I miss episodic Trek and being able to spend time with the characters in situations where the fate of the Federation or the world as we/they know it depend on them. Maybe not even anyone's life for once. I can't feel optimistic about the future that is being shown if everything is a blanket of constant danger, conspiracies, and trauma to overcome. Let the characters just breathe and be. Build them up with contained stories that show them living their lives. As heavyhanded as older Trek's moral of the week often was, at least it left the characters in a good place and me with a sense of closure. This looks like it will be another show where you are never at a point fo rest but in a state of fannish hypervigilance for the entire season.

(Anonymous) 2020-01-26 10:04 pm (UTC)(link)
If you don't like arcs, then what modern tv do you watch?
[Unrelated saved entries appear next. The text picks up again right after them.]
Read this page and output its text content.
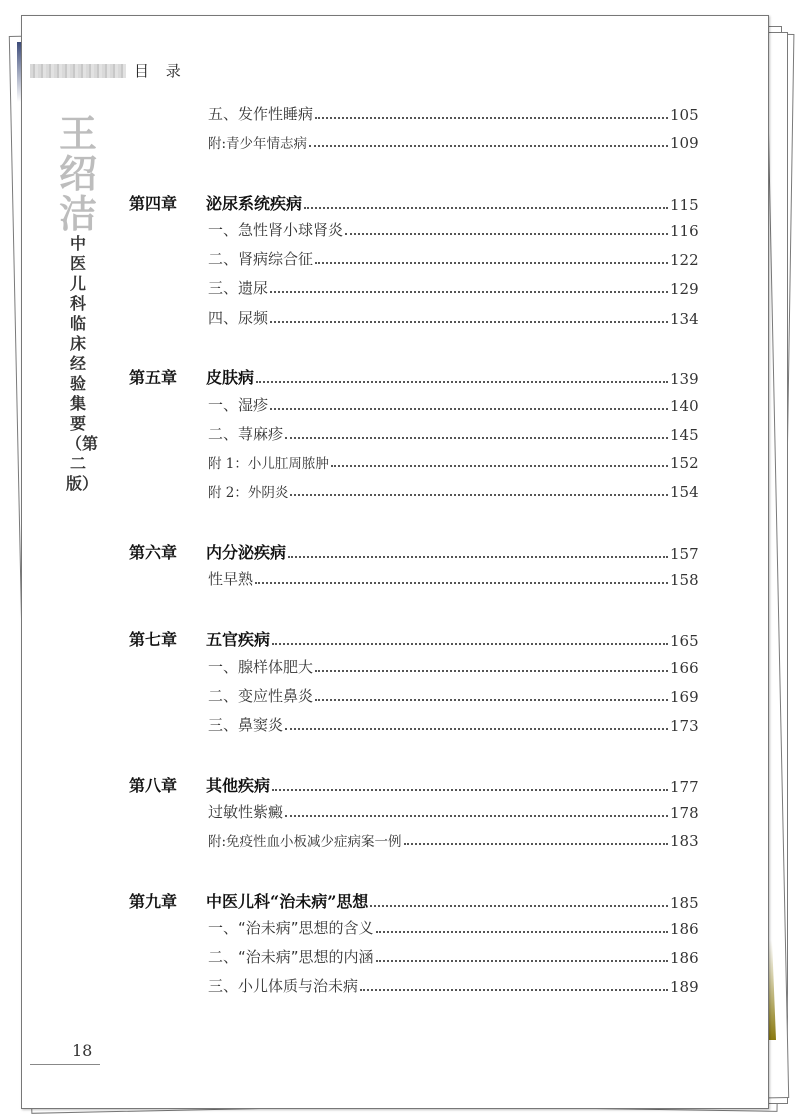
目 录
王绍洁
中医儿科临床经验集要（第二版）
五、发作性睡病	105
附:青少年情志病	109
第四章 泌尿系统疾病	115
一、急性肾小球肾炎	116
二、肾病综合征	122
三、遗尿	129
四、尿频	134
第五章 皮肤病	139
一、湿疹	140
二、荨麻疹	145
附 1：小儿肛周脓肿	152
附 2：外阴炎	154
第六章 内分泌疾病	157
性早熟	158
第七章 五官疾病	165
一、腺样体肥大	166
二、变应性鼻炎	169
三、鼻窦炎	173
第八章 其他疾病	177
过敏性紫癜	178
附:免疫性血小板减少症病案一例	183
第九章 中医儿科“治未病”思想	185
一、“治未病”思想的含义	186
二、“治未病”思想的内涵	186
三、小儿体质与治未病	189
18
Most modern tv does arcs. And Trek has done arcs since DS9. That doesn't mean that is all Picard will be (I expect we'll get plenty of episodic stuff too), but arcs have been part of the Trek formula for a long time, and they aren't going to go back to episodic-only. That just isn't modern tv.

(Anonymous) 2020-01-26 10:08 pm (UTC)(link)
NAYRT

Arcs can vary a lot in how much of the show they take up. It's quite a different thing if the serialized arc elements of a show take up 10% of the show, versus 90% of a show. And I definitely prefer the lower end of serialization, like AYRT - I want time for the characters and their situation to breathe - and as it's becoming more and more common for TV shows to be heavily if not exclusively serialized, I've just started finding fewer and fewer TV shows I like watching.

(Anonymous) 2020-01-26 11:15 pm (UTC)(link)
Anon from one two comments up - Yes, this. I don't mind overreaching story arcs, but I find it exhausting when a show is nothing but. It's too intense to make for comfort watching. For that, I tend to turn on old favourites were I can pick a random episode or two of self-contained stories and then put the show away and leave with a sense of closure. No need to remember what exactly happened in the episodes before or wonder what will happen after. So many current shows are simply not suited for casual watching. With seasons that are one big tightly-woven story, watching one episode alone feels like watching only a section of a movie. You can do it, sure, but it's unsatisfying, always only a part of the whole. And highly serialized shows are almost always so intense. They are not suited for relaxing, casual watching. They are made to be events, create buzz and keep the watchers impatiently waiting for more.

(Anonymous) 2020-01-26 09:12 pm (UTC)(link)
From what I understand, it maintains that Trek hopeful spirit. It does go darker, but it isn't a dystopia. The Federation and Picard fell on bad times, things are a bit more difficult now, but the hope is still there, the Federation is still what it is, Picard is still the man he is. Things are just more difficult.

(Anonymous) 2020-01-27 12:45 am (UTC)(link)
ToS had almost as many dystopian plots as utopian, like the one where the Organians decided that both the Federation and Empire were wankers who needed to be sent to separate corners to suck their own thumbs until they were willing to play nice with neutrals.